Chaque semaine, deux nouvelles centrales à charbon se construisent rien qu’en Chine. Mais j’ai vu au Danemark, un prototype de centrale au charbon qui rejette son carbone dans le sol plutôt que dans l’air. Une solution pour l’avenir ? Nul ne le sait

encore. J’ai vu en Islande une centrale électrique alimentée par la chaleur de la terre. La géothermie. J’ai vu un serpent de mer. Posé sur la houle pour utiliser l’énergie des vagues et produire de l’électricité. J’ai vue des éoliennes dressées sur les rives du

Danemark. Elles fournissent 20 % de l’électricité du pays. Les Etats-Unis, la Chine, l’Inde, l’Allemagne, l’Espagne sont les premiers à investir dans les énergies renouvelables. Elles ont déjà créé plus de 2,5 millions d’emplois. Sur quelle terre au monde le vent ne souffle t’il pas ? J’ai vu des étendues désertiques éclatantes de soleil. Si tous sont liés sur la terre, la terre est liée au soleil. Sa première source d’énergie. Ce que le végétal a fait en capturant sont énergie, les hommes ne peuvent-ils pas le faire ? En 1 heure le soleil donne à la terre l’énergie consommée par toute l’humanité en

1 an. Tant que la terre existe. L’énergie du soleil est inépuisable. Il suffit de cesser de fouiller le sol et de lever les yeux vers le ciel. Il suffit d’apprendre à cultiver le soleil. Toutes ces expériences ne sont que des exemples. Mais elle témoigne de l’éveil des consciences. Elles tracent les voies d’une nouvelle aventure humaine fondée sur la mesure, l’intelligence et le partage.
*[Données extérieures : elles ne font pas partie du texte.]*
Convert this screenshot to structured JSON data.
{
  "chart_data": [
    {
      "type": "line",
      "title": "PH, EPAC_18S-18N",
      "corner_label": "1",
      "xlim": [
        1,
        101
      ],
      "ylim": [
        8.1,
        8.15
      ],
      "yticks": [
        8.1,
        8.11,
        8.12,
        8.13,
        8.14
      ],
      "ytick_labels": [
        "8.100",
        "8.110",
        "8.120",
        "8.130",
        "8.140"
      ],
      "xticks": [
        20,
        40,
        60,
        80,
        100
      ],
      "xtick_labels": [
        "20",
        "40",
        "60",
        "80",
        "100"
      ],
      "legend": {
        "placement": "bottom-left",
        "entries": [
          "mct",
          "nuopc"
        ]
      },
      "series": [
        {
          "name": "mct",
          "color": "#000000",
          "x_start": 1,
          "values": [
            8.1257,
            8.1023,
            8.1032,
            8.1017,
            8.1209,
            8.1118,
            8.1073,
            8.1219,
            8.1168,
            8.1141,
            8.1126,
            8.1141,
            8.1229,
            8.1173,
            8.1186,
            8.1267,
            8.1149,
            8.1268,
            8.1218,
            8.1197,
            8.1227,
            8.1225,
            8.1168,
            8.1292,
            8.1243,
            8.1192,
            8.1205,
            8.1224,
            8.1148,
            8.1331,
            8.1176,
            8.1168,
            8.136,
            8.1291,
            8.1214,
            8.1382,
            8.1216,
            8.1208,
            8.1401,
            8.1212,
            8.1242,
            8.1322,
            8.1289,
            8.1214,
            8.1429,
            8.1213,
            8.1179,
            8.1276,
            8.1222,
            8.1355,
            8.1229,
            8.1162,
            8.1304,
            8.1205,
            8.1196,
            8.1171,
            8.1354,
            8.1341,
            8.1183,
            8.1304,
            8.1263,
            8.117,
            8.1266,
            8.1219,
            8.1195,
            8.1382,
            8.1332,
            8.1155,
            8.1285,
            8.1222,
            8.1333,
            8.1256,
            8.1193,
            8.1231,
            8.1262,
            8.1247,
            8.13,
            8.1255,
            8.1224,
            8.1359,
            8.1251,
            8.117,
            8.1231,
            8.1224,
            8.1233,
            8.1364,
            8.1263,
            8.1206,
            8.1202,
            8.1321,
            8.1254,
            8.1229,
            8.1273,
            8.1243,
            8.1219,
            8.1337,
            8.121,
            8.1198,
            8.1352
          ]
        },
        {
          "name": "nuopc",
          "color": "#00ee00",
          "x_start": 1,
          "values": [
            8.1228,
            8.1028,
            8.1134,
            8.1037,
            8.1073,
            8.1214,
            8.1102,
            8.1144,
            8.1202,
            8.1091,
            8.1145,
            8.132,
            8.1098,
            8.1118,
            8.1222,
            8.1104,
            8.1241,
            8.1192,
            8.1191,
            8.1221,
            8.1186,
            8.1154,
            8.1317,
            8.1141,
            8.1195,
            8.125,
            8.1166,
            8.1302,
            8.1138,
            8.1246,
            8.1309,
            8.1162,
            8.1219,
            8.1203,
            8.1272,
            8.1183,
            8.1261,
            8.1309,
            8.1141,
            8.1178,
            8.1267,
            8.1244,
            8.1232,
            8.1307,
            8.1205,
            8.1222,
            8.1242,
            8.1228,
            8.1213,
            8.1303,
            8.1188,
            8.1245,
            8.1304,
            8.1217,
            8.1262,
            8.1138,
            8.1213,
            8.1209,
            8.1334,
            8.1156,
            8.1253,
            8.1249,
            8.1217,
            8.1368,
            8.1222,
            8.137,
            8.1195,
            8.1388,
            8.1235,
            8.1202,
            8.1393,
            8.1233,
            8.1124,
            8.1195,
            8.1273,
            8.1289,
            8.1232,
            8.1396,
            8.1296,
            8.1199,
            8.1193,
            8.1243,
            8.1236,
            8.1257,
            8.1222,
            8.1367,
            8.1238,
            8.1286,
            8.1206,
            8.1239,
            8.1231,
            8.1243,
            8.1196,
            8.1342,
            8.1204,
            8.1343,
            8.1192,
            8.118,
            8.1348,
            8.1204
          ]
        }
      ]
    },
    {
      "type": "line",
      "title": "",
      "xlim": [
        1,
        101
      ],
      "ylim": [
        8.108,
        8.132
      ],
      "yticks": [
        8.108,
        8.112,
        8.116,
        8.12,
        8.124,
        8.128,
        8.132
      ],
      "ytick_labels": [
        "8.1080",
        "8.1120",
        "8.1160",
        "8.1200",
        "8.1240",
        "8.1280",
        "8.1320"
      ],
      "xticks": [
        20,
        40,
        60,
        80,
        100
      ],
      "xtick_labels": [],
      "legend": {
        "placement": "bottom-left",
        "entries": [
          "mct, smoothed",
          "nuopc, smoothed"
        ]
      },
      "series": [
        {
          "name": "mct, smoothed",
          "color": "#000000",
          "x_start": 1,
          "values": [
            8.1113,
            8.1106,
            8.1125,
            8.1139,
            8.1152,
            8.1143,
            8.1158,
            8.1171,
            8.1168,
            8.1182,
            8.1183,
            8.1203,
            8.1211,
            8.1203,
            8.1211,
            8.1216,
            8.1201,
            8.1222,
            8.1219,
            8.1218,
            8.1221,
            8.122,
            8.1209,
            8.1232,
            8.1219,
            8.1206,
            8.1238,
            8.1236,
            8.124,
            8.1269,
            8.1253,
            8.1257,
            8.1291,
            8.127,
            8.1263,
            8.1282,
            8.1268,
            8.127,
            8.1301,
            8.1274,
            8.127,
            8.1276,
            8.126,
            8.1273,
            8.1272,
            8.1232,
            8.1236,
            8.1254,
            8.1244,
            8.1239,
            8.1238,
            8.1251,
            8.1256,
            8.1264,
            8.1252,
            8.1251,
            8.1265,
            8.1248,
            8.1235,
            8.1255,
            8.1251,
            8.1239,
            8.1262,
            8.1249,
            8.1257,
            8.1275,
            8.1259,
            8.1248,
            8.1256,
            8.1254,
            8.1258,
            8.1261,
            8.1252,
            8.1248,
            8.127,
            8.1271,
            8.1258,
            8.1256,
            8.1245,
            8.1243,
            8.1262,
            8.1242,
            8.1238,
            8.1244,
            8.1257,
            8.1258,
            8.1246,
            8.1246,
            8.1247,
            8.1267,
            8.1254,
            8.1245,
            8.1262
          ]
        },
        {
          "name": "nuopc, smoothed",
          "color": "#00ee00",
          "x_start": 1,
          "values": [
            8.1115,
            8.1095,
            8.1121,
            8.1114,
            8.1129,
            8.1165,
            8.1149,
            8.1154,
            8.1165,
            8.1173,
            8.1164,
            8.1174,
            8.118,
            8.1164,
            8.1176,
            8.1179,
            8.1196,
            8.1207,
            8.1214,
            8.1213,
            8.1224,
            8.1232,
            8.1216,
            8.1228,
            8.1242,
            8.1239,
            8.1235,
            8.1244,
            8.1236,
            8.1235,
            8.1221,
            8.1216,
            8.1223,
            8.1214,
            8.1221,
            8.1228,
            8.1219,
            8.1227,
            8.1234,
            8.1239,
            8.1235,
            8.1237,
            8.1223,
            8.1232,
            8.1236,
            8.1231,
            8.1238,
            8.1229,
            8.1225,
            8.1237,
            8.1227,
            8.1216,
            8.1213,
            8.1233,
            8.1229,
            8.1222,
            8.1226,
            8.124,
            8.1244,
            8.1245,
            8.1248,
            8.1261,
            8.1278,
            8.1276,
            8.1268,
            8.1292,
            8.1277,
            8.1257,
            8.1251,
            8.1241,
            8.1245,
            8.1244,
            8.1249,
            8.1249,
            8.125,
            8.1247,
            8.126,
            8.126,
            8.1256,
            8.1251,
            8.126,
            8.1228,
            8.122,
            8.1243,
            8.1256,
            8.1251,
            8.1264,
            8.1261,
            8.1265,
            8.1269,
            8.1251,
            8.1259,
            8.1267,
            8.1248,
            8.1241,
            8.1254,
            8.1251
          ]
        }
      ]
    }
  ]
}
C’est le moment d’aller à la rencontre l’un de l’autre. Car ce qui est important, ce n’est pas ce que nous avons perdu, mais ce qu’il nous reste. Il nous reste la moitié des forêts du monde, des milliers de rivières de lac et de glaciers. Des milliers d’espèces bien vivantes encore. Nous savons très bien qu’aujourd’hui des solutions existent.

Nous avons tous le pouvoir de changer. Alors, qu’est-ce que l’on attend ?

À nous d’écrire la suite de notre histoire. Ensemble.